Lehrergewerkschaft „gesprächsbereit“

Die Lehrergewerkschaft zeigt sich gesprächsbereit über mehr Unterrichtszeit für Lehrer. Sollte Schmied ein Konzept vorlegen und der Nachweis erbracht werden, dass die Lehrer merkbar entlastet werden, könne man über eine neue Verteilung der Arbeitszeit sprechen, erklärte Paul Kimberger, Chefverhandler der Lehrergewerkschaft, gegenüber der „Presse“ (Mittwoch-Ausgabe). „Eine höhere Unterrichtsverpflichtung ist dann eine Möglichkeit“, so Kimberger.

„Ansagen allein nützen nichts. Was fehlt, sind konkrete Konzepte“, kritisierte der Chefverhandler der Lehrergewerkschaft. Zur Entlastung der Pädagogen brauche es etwa Sozialarbeiter, administratives Personal oder Schulpsychologen. Insgesamt sei mit mindestens 14.000 Spezialisten zu rechen, so Kimberger.

„Realitätsverweigerung“ der Regierung

Aus Sicht der Österreichischen HochschülerInnenschaft (ÖH) sollten bei der Regierung angesichts der Studienergebnisse „alle Alarmglocken schrillen“: Die soziale Durchlässigkeit im österreichischen Bildungssystem habe sich seit Jahrzehnten nicht verbessert. Dass die Regierung weiter so tue, als wäre alles in Ordnung, sei „Realitätsverweigerung“. Die Regierung müsse nun so rasch wie möglich den Hochschulsektor ausbauen, das Stipendiensystem rundum erneuern und die Beratung verbessern.

Der Präsident der Universitätenkonferenz (uniko), Heinrich Schmidinger, ortet am Festhalten am freien Hochschulzugang bei gleichzeitig ansteigenden Studierendenzahlen ohne deutliche Erhöhung der öffentlichen Unifinanzierung eine Ursache für die ungelösten Probleme an den Hochschulen. Zudem fordert Schmidinger per Aussendung noch für den Herbst eine „eindeutige Lösung“ in der offenen Studiengebührenfrage.

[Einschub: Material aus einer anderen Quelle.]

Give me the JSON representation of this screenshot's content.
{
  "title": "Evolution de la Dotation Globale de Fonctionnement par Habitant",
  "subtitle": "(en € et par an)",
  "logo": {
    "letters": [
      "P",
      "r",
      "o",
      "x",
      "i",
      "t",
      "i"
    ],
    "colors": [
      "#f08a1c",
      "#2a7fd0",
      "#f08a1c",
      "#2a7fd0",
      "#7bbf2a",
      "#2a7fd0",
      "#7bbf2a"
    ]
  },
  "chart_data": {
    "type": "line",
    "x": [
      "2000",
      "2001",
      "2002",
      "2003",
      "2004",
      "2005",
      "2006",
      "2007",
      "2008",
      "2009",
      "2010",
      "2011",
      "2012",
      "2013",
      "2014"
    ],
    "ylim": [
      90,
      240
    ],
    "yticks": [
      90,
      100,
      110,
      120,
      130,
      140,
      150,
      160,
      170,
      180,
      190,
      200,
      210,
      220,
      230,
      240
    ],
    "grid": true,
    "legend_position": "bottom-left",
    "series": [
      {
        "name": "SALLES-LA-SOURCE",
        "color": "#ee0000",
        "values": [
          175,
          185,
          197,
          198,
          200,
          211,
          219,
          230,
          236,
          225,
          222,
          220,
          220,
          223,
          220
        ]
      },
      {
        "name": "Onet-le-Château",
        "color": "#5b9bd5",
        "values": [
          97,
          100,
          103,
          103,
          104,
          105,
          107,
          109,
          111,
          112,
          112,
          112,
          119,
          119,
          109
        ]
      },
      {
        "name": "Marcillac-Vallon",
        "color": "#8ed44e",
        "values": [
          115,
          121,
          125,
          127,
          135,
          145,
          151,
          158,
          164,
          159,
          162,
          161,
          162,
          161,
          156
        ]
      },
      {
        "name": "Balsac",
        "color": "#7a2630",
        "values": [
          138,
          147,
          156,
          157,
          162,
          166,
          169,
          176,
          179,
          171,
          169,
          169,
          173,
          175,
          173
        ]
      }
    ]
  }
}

WIFO für mehr Schulautonomie

Die AK fordert angesichts der Studienresultate die Einführung der Gesamtschule und mehr ganztägige Betreuung, außerdem sollen Lehrabschluss und Berufsreifeprüfung kostenlos nachgeholt werden können. Zudem brauche es „endlich ausreichende Finanzierung“ der Unis, einen Ausbau der Fachhochschulen, Verbesserung des Studienbeihilfensystems und Verhandlungen auf EU-Ebene, um die Kostenbelastung durch Studenten aus anderen EU-Ländern zu vermindern.

Der Chef des Wirtschaftsforschungsinstituts (WIFO), Karl Aiginger, plädierte bei einer Pressekonferenz für einen radikalen Ausbau der Schulautonomie. Auch die Entscheidung, welche Lehrer man anstelle, müsse direkt an der Schule fallen. Auch wie die Lehrerarbeitszeit geregelt wird, solle „der Arbeitgeber an der Schule entscheiden“. In einer eigenen, am Dienstag präsentierten Bildungsstudie forderte das WIFO, die Bildungspolitik solle dafür sorgen, dass die Wirtschaft mit einem „Mix an Qualifikationen“ versorgt werde.